When Valuation Becomes Enforcement: How Market Stress Turns Pricing Decisions Into Legal Risk
JW
Jordan Wilde
SEC ESG enforcement · Apr 9, 2026
Source: DojiDoji Data Terminal
When investor fees ride on asset marks, every valuation decision carries legal weight. In today’s volatile markets — where credit is tighter, rates are higher, and geopolitical shocks persist — the way firms value illiquid assets isn’t just a modeling exercise. It’s a regulatory exposure point. Regulators aren’t asking whether valuations are perfect. They’re asking whether firms followed their own policies, applied methods consistently, and documented key judgments. Deviations, especially when fees are at stake, don’t just draw investor complaints. They draw enforcement attention.
The SEC’s Division of Examinations is running a sweep of interval funds, scrutinizing valuation practices, liquidity management, disclosures, and board oversight. The U.K.’s Financial Conduct Authority, in a 2025 review, flagged similar concerns: inconsistent methodologies, weak documentation, and governance gaps in private market valuations. When observable prices vanish, the rationale for a mark becomes the record. Firms that fail to contemporaneously justify material changes invite scrutiny.
The pressure intensifies when private fund managers also run registered funds or business development companies. Divergent views between a private fund’s valuation committee and a registered fund’s board can fracture consistency — particularly when net asset values (NAV) feed into fees, subscriptions, or redemptions. One firm’s internal disagreement becomes another regulator’s evidence of selective marking.
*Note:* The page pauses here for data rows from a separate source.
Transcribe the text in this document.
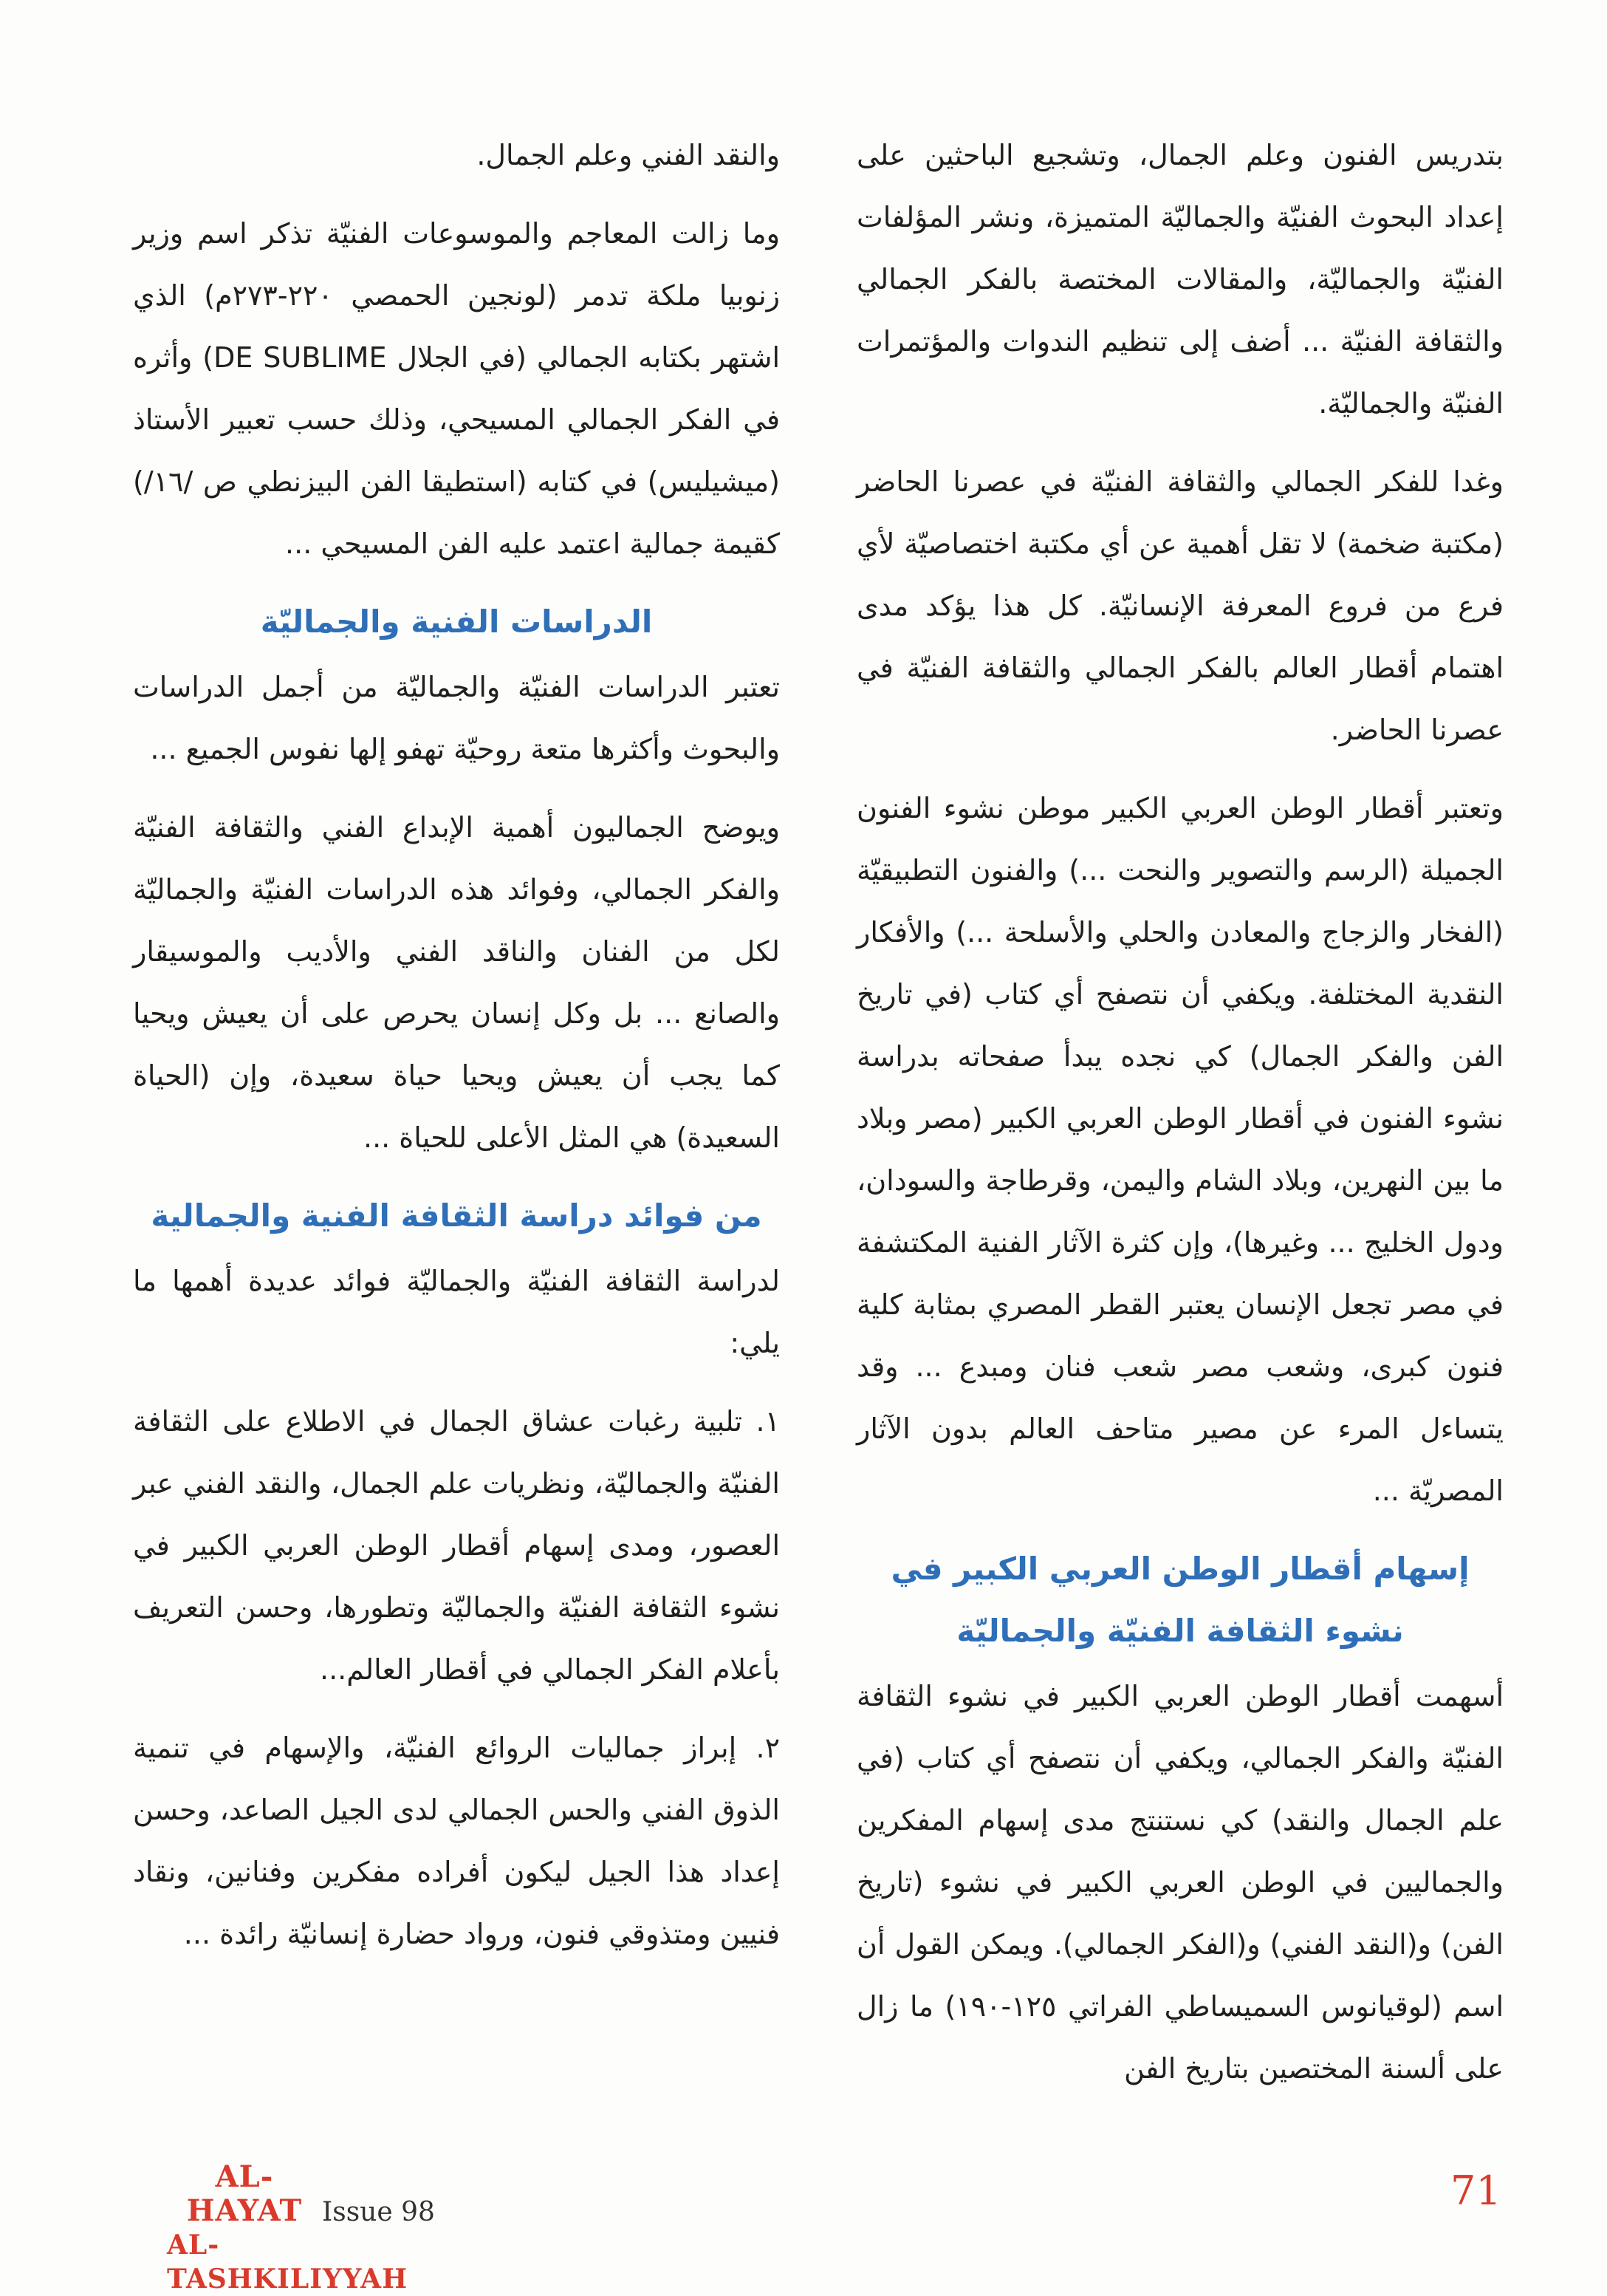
بتدريس الفنون وعلم الجمال، وتشجيع الباحثين على إعداد البحوث الفنيّة والجماليّة المتميزة، ونشر المؤلفات الفنيّة والجماليّة، والمقالات المختصة بالفكر الجمالي والثقافة الفنيّة ... أضف إلى تنظيم الندوات والمؤتمرات الفنيّة والجماليّة.

وغدا للفكر الجمالي والثقافة الفنيّة في عصرنا الحاضر (مكتبة ضخمة) لا تقل أهمية عن أي مكتبة اختصاصيّة لأي فرع من فروع المعرفة الإنسانيّة. كل هذا يؤكد مدى اهتمام أقطار العالم بالفكر الجمالي والثقافة الفنيّة في عصرنا الحاضر.

وتعتبر أقطار الوطن العربي الكبير موطن نشوء الفنون الجميلة (الرسم والتصوير والنحت ...) والفنون التطبيقيّة (الفخار والزجاج والمعادن والحلي والأسلحة ...) والأفكار النقدية المختلفة. ويكفي أن نتصفح أي كتاب (في تاريخ الفن والفكر الجمال) كي نجده يبدأ صفحاته بدراسة نشوء الفنون في أقطار الوطن العربي الكبير (مصر وبلاد ما بين النهرين، وبلاد الشام واليمن، وقرطاجة والسودان، ودول الخليج ... وغيرها)، وإن كثرة الآثار الفنية المكتشفة في مصر تجعل الإنسان يعتبر القطر المصري بمثابة كلية فنون كبرى، وشعب مصر شعب فنان ومبدع ... وقد يتساءل المرء عن مصير متاحف العالم بدون الآثار المصريّة ...

إسهام أقطار الوطن العربي الكبير في نشوء الثقافة الفنيّة والجماليّة

أسهمت أقطار الوطن العربي الكبير في نشوء الثقافة الفنيّة والفكر الجمالي، ويكفي أن نتصفح أي كتاب (في علم الجمال والنقد) كي نستنتج مدى إسهام المفكرين والجماليين في الوطن العربي الكبير في نشوء (تاريخ الفن) و(النقد الفني) و(الفكر الجمالي). ويمكن القول أن اسم (لوقيانوس السميساطي الفراتي ١٢٥-١٩٠) ما زال على ألسنة المختصين بتاريخ الفن

والنقد الفني وعلم الجمال.

وما زالت المعاجم والموسوعات الفنيّة تذكر اسم وزير زنوبيا ملكة تدمر (لونجين الحمصي ٢٢٠-٢٧٣م) الذي اشتهر بكتابه الجمالي (في الجلال DE SUBLIME) وأثره في الفكر الجمالي المسيحي، وذلك حسب تعبير الأستاذ (ميشيليس) في كتابه (استطيقا الفن البيزنطي ص /١٦/) كقيمة جمالية اعتمد عليه الفن المسيحي ...

الدراسات الفنية والجماليّة

تعتبر الدراسات الفنيّة والجماليّة من أجمل الدراسات والبحوث وأكثرها متعة روحيّة تهفو إلها نفوس الجميع ...

ويوضح الجماليون أهمية الإبداع الفني والثقافة الفنيّة والفكر الجمالي، وفوائد هذه الدراسات الفنيّة والجماليّة لكل من الفنان والناقد الفني والأديب والموسيقار والصانع ... بل وكل إنسان يحرص على أن يعيش ويحيا كما يجب أن يعيش ويحيا حياة سعيدة، وإن (الحياة السعيدة) هي المثل الأعلى للحياة ...

من فوائد دراسة الثقافة الفنية والجمالية

لدراسة الثقافة الفنيّة والجماليّة فوائد عديدة أهمها ما يلي:

١. تلبية رغبات عشاق الجمال في الاطلاع على الثقافة الفنيّة والجماليّة، ونظريات علم الجمال، والنقد الفني عبر العصور، ومدى إسهام أقطار الوطن العربي الكبير في نشوء الثقافة الفنيّة والجماليّة وتطورها، وحسن التعريف بأعلام الفكر الجمالي في أقطار العالم...

٢. إبراز جماليات الروائع الفنيّة، والإسهام في تنمية الذوق الفني والحس الجمالي لدى الجيل الصاعد، وحسن إعداد هذا الجيل ليكون أفراده مفكرين وفنانين، ونقاد فنيين ومتذوقي فنون، ورواد حضارة إنسانيّة رائدة ...

AL-HAYAT
AL-TASHKILIYYAH
Issue 98	71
Then there’s NAV squeezing: acquiring fund interests on the secondary market at a discount but carrying them at the third-party manager’s higher valuation. GAAP ASC 820 permits it. Managers often lack the data to challenge third-party marks. But public criticism has framed the practice as opaque, creating a target even when technically compliant.
The signal from enforcement leaders is clear. Former SEC Chair and current U.S. Attorney for the Southern District of New York Jay Clayton recently highlighted the danger in pricing assets “with no trading” and moving holdings between funds where managers can “name a price internally.” When there’s no market check, the incentive to pick a number that benefits the house over investors is high, he said. And because of that, “financial regulators and the department are looking at those.”
The SEC under Chair Paul Atkins has shifted focus toward traditional securities fraud, but valuation-related fee inaccuracies remain a priority. Why? Because they produce demonstrable harm. When management or performance fees are inflated by flawed marks — especially in products sold to retail investors — the path from spreadsheet to sanction shortens. Recent actions confirm the pattern: the SEC acts when valuations distort fees, and it acts when the math favors the manager.
Recent enforcement actions confirm the SEC will act when fee inaccuracies stem from flawed valuation practices, especially when retail investors are affected.